What we don’t have many of, and what those of us who aspire to Level 3 desperately need, are observing guides that address the relationships of celestial objects within the Milky Way. I want an observing guide to the clusters and nebulae of the Sagittarius arm, for example, something that will tell me that M11 is not just 6200 light years away, but that it’s related to M16 and M17 because all three objects are in the same spiral arm of the galaxy. I want a guide to the Perseus arm, and another to the Orion Spur and Gould’s Belt. One of the reasons I’m so excited by Allan Dystrup’s “Classic Rich Field” thread on Cloudy Nights is that Allan has provided a wealth of information on easily-observable OB associations in the nearby reaches of the galaxy.
There is one book that does address the internal structure of the Milky Way, albeit more from an astrophysical than observing perspective. It’s The Guide to the Galaxy, published in 1994 by Nigel Henbest and Heather Couper. A couple of decades on, I assume that at least some of the information in the book has been superseded by new discoveries. But it’s still an interesting and useful resource, and with used copies going for just over two bucks on Amazon, a low risk for anyone who wants to investigate (I have a copy already).

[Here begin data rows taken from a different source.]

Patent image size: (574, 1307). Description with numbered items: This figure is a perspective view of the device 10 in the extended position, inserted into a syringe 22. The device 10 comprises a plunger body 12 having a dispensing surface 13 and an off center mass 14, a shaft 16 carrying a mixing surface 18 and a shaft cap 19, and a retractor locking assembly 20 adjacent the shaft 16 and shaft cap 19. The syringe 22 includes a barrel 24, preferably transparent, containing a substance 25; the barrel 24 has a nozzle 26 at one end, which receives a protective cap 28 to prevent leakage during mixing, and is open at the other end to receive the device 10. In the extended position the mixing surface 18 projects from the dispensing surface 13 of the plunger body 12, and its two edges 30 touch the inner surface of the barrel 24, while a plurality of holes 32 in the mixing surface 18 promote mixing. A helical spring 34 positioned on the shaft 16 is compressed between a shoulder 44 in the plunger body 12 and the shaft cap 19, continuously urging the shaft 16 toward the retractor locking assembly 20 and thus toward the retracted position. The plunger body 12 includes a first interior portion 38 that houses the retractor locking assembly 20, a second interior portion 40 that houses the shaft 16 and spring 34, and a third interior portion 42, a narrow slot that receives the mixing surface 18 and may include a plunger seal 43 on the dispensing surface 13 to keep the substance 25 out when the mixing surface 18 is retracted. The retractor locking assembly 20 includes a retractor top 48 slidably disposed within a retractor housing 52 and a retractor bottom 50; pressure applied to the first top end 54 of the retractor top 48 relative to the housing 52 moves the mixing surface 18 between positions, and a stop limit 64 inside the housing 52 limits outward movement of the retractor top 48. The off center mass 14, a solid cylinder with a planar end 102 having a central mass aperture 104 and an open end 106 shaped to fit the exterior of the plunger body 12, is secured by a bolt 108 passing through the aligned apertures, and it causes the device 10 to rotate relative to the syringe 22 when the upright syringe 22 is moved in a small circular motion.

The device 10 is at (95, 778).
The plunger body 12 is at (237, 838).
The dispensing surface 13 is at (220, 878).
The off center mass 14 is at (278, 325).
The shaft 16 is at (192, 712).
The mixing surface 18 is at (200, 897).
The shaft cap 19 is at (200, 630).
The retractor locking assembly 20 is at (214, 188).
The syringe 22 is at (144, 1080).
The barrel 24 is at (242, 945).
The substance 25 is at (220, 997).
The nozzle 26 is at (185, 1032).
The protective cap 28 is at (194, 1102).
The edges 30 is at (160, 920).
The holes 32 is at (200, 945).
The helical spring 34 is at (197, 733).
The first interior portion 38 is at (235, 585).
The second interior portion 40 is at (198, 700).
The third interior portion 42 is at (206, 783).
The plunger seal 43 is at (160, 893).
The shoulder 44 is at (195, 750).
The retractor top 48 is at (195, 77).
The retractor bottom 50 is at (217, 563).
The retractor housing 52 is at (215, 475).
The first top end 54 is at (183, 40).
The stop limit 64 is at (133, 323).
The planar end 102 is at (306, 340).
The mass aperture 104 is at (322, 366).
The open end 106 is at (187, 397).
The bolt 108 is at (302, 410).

UPDATE April 17: This is what I get for posting in the middle of the night. Several commenters reminded me of resources that do address Level 3 that I forgot to mention. Among them are Craig Crossen’s books Binocular Astronomy and Sky Vistas and Bill Tschumy’s resources at ThinkAstronomy.com, including his program “Where is M13?” and his essays “Milky Way Rising” and “Escape From Plato’s Cave“. The oversight was particularly dumb since I have Crossen’s Binocular Astronomy on the bookshelf next to me, I’ve corresponded with Bill Tschumy before and he’s been very generous with his thoughts, and in “Escape From Plato’s Cave” he lays out basically the same manifesto as I have in this post. Chalk this up to tiredness – I certainly meant no slight to the other observers and authors who have trod this path before me.

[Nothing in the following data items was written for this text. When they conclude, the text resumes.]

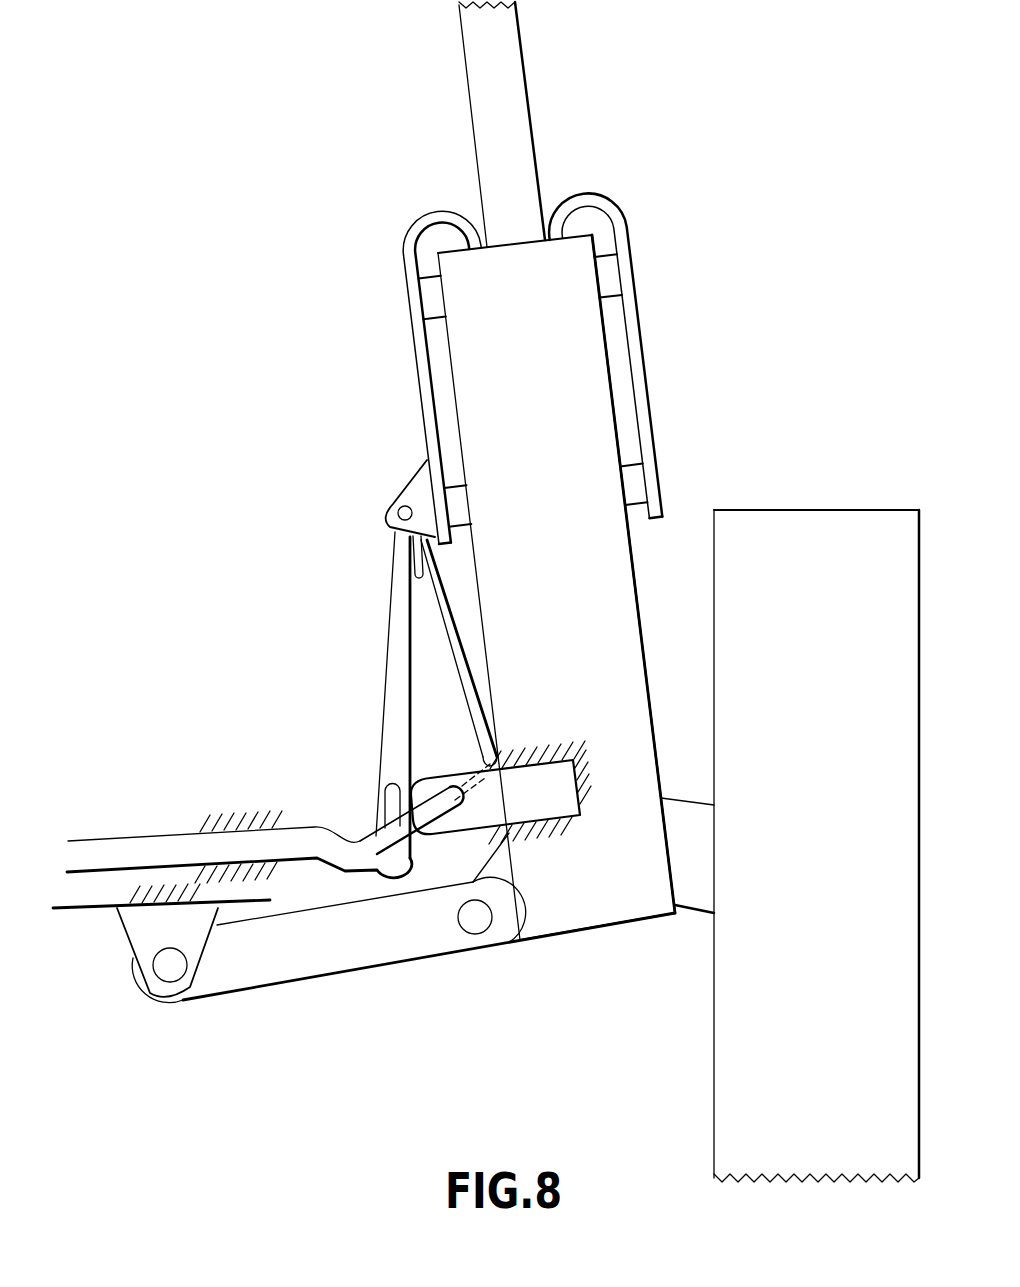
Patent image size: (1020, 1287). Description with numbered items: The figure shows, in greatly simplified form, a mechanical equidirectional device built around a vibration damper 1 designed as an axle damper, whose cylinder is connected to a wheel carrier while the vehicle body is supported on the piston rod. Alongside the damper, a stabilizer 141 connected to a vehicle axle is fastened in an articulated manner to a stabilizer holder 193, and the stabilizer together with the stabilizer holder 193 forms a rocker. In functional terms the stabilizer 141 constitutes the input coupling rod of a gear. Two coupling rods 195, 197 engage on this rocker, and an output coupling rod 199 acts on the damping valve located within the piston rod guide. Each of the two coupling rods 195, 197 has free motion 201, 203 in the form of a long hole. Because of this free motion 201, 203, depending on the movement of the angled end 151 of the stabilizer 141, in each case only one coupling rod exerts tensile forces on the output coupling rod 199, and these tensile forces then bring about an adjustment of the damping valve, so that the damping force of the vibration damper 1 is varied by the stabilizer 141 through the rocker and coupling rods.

The vibration damper 1 is at (615, 609).
The stabilizer 141 is at (155, 850).
The angled end 151 is at (370, 852).
The stabilizer holder 193 is at (540, 805).
The coupling rod 195 is at (395, 668).
The coupling rod 197 is at (433, 627).
The output coupling rod 199 is at (423, 383).
The free motion 201 is at (388, 787).
The free motion 203 is at (418, 573).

Parting Shot: Bricks and Boards
It may seem like I’m being dismissive of observing guides – or observers! – that prefer to work at Level 1 or Level 2. That’s not my intention. As far as observing goes, I like Uncle Rod’s dictum that there’s no wrong way to do amateur astronomy. As long as you’re out soaking up photons, or letting your equipment soak them up for you, good on ya. May a thousand gardens grow. I started as a purely recreational observer, and stargazing for no more noble purpose than personal aesthetic enjoyment still occupies a lot of time out under the stars. It also, eventually, fired the curiosity and the hunger for a more informed and encompassing view of the universe. I see these approaches as complementary rather than conflicting. I would never have desired to learn the secrets of celestial objects – their relationships, the processes that shape them, their origins and fates – if I hadn’t fallen in love with them in the first place.

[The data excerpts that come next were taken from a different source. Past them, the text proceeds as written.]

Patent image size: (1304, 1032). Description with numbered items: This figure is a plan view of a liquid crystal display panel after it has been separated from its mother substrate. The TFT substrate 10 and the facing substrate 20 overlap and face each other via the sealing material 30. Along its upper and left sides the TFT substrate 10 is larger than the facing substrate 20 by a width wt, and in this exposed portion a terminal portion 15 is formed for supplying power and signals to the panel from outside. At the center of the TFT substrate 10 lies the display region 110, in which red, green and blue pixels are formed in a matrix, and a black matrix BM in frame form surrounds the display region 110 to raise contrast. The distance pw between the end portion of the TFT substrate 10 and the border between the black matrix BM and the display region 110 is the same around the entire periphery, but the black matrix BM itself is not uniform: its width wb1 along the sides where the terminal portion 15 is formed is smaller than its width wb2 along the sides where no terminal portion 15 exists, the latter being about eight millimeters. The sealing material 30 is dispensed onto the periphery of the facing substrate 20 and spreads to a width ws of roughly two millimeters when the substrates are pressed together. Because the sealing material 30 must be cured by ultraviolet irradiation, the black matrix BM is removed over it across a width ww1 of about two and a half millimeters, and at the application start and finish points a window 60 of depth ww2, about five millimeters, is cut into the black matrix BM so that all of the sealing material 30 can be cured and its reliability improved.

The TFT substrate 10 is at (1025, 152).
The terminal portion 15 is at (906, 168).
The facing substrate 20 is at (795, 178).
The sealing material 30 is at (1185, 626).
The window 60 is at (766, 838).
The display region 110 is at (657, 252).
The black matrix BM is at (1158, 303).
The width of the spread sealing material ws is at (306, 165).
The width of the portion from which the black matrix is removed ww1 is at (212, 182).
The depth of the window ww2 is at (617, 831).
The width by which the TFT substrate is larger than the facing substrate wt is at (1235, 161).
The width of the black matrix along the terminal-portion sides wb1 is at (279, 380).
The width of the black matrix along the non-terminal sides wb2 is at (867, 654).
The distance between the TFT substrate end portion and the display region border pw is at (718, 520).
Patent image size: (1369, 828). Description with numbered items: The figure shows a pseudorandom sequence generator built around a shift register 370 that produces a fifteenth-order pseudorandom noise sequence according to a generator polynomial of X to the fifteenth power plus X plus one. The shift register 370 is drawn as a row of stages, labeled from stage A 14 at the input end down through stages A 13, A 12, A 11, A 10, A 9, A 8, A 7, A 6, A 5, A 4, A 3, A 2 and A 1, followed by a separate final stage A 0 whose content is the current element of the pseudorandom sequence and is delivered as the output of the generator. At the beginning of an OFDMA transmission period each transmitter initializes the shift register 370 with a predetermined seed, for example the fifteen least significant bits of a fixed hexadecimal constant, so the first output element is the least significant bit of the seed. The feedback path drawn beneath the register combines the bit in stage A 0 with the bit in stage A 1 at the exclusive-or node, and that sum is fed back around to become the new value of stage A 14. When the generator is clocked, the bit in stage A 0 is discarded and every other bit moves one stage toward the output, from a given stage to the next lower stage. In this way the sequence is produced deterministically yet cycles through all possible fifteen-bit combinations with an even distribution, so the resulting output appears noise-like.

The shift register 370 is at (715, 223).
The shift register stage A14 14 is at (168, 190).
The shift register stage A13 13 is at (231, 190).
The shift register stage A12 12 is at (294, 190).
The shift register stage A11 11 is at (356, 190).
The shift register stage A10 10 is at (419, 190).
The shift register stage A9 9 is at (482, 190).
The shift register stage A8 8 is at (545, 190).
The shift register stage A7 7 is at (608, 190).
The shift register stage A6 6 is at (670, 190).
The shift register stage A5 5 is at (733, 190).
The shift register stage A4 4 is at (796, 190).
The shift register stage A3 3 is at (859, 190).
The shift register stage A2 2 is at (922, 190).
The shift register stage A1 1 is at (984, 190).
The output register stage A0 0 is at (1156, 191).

As far as observing guides go, here’s my thinking. The God’s Eye View of the cosmos is an edifice of the imagination. Each of us that wants to understand the structure of the cosmos on this level will have to build our own mental model to play with and learn from. And we need raw material. Those observing guides, books, and articles that never get beyond Level 1 or Level 2 are still good and useful things: they’re bricks and boards that we can build with. We may have to dig into online databases and astrophysical literature to find the connections we’ll need to join them, but we’ll get farther if we don’t have to invent everything from scratch. Everything is potential grist for the mill.
I have recommended the monthly Evening Sky Map to countless people as a way for them to learn the sky. I wonder how much progress I could make if I learned the distances to all of the targets on each month’s lists, and looked for connections among them?